Con il Porcellum, gli elettori erano confinati a tracciare una crocetta sul simbolo della coalizione e nulla più in questo modo acconsentendo all’elezione dei candidati nell’ordine deciso dai capipartito (punteggio 0). I simboli dei partiti coalizzati erano visibili (punteggio 1), ma nell’opzione di voto la coalizione ha sicuramente avuto il sopravvento (punteggio 2). Anche i parlamenti eletti con il Porcellum (2006, 2008, 2013) sono stati caratterizzati dalla comparsa di un alto numero di trasformisti (punteggio 1). I governi ai tempi del Porcellum sono stati molti. Pochi derivanti dall’esito elettorale: Prodi 2006-2008 e Berlusconi 2008-2011. Altri nacquero in corso d’opera: Monti 2011-2012; Renzi 2014-2016; Gentiloni 2016-2017. Il governo Letta 2013-2014 è un mix, soltanto in parte conseguenza dell’esito elettorale (punteggio 1).

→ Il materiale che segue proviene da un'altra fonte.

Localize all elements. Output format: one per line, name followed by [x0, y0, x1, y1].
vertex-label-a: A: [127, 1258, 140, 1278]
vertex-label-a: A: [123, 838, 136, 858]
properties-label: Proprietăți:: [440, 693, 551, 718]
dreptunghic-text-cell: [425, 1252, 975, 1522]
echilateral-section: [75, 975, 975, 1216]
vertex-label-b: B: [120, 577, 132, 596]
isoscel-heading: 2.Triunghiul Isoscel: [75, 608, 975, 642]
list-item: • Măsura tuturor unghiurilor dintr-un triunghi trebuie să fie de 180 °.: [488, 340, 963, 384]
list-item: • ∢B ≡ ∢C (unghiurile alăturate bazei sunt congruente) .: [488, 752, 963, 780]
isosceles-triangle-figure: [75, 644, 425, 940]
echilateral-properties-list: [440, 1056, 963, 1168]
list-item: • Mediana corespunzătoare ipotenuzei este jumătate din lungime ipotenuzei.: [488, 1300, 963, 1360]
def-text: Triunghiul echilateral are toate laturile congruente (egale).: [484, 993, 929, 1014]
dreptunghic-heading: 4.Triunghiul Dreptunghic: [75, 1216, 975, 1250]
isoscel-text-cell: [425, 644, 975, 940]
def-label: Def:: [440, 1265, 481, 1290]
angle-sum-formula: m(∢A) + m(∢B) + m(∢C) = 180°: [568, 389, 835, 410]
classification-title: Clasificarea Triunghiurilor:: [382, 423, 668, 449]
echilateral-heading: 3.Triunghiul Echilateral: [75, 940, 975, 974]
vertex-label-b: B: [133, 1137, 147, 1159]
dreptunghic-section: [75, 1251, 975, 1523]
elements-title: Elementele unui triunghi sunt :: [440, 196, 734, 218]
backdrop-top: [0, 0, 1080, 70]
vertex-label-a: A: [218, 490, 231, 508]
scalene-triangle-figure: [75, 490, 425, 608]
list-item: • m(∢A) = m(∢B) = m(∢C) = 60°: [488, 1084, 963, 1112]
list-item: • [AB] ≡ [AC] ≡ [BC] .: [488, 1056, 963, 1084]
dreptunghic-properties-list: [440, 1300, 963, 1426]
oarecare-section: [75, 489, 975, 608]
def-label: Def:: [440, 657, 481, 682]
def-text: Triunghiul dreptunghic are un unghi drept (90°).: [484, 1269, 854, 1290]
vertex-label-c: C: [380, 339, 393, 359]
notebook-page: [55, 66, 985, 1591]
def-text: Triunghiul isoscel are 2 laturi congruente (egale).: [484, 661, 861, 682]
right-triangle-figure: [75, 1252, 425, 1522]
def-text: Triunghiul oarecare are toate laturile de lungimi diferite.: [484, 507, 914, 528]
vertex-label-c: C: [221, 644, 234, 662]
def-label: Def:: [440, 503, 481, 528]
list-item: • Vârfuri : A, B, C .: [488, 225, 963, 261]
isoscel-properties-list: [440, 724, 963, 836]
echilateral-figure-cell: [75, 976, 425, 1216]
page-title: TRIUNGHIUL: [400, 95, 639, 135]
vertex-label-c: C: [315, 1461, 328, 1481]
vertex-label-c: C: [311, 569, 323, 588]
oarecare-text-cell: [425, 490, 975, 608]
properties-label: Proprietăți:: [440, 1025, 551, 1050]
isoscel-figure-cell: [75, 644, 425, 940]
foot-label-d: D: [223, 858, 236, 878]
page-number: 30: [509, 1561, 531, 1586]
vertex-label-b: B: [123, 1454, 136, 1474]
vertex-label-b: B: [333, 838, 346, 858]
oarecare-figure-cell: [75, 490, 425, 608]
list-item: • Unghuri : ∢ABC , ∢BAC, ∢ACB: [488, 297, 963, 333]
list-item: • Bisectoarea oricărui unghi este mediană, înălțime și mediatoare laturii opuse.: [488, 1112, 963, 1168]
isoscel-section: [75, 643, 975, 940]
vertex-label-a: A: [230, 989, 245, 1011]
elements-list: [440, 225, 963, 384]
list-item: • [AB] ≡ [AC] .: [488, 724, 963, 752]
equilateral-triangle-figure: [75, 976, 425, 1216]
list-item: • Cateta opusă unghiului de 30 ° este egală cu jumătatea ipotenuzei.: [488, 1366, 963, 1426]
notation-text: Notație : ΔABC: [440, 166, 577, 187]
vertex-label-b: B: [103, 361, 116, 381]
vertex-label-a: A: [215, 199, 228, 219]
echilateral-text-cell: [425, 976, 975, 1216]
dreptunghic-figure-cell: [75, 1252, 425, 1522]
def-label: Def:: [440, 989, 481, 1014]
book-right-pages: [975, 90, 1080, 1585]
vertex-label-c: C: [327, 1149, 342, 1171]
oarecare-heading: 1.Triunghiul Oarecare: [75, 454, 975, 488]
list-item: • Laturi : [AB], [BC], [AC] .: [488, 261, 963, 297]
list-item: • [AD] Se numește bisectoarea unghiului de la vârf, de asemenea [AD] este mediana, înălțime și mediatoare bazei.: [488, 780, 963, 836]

Per quel che riguarda l’Italicum, la legge che, secondo Matteo Renzi (e i suoi corifei), “tutta l’Europa ci avrebbe invidiato e metà Europa avrebbe imitato”, stiamo parlando, tecnicamente, di un aborto: una legge nata morta. Tuttavia, mentre attendiamo la probabilmente inutile e sicuramente tardiva sentenza della Corte Costituzionale, possiamo valutare quelli che sarebbero stati i suoi potenziali effetti.
All’incirca il 60 per cento dei parlamentari diventerebbe tale per designazione dei capipartito/capicorrente (punteggio 1). I rimanenti avrebbero dovuto conquistarsi i voti di preferenza (disprezzatisssimi da molti corifei). Gli elettori sono costretti a votare i partiti (punteggio 2). Il parlamento potrebbe comunque esibire un alto numero di trasformisti (punteggio 2). Nessuna coalizione avrebbe interesse a formarsi (punteggio 0). Al ballottaggio gli elettori attribuirebbero un premio in seggi che consentirebbe/obbligherebbe il partito vittorioso a governare (punteggio 3). In buona misura questo sistema avrebbe, da un lato, fortemente distorto la rappresentanza politica e enormemente ridimensionato il ruolo del Parlamento, dall’altro, avrebbe prodotto la fuoruscita dal modello di governo parlamentare delineato nella Costituzione italiana.
Il punteggio complessivo comparato, per i tre sistemi elettorali, è indicato nella figura 1.
Alla luce di questa graduatoria comparata, c’è molto da lavorare per soprattutto per quei riformatori elettorali che mirino, ancora una volta, presuntuosamente, a inventare qualcosa che tutta l’Europa ci invidierebbe, invece di imitare il meglio che in Europa funziona da almeno cinquanta e più anni.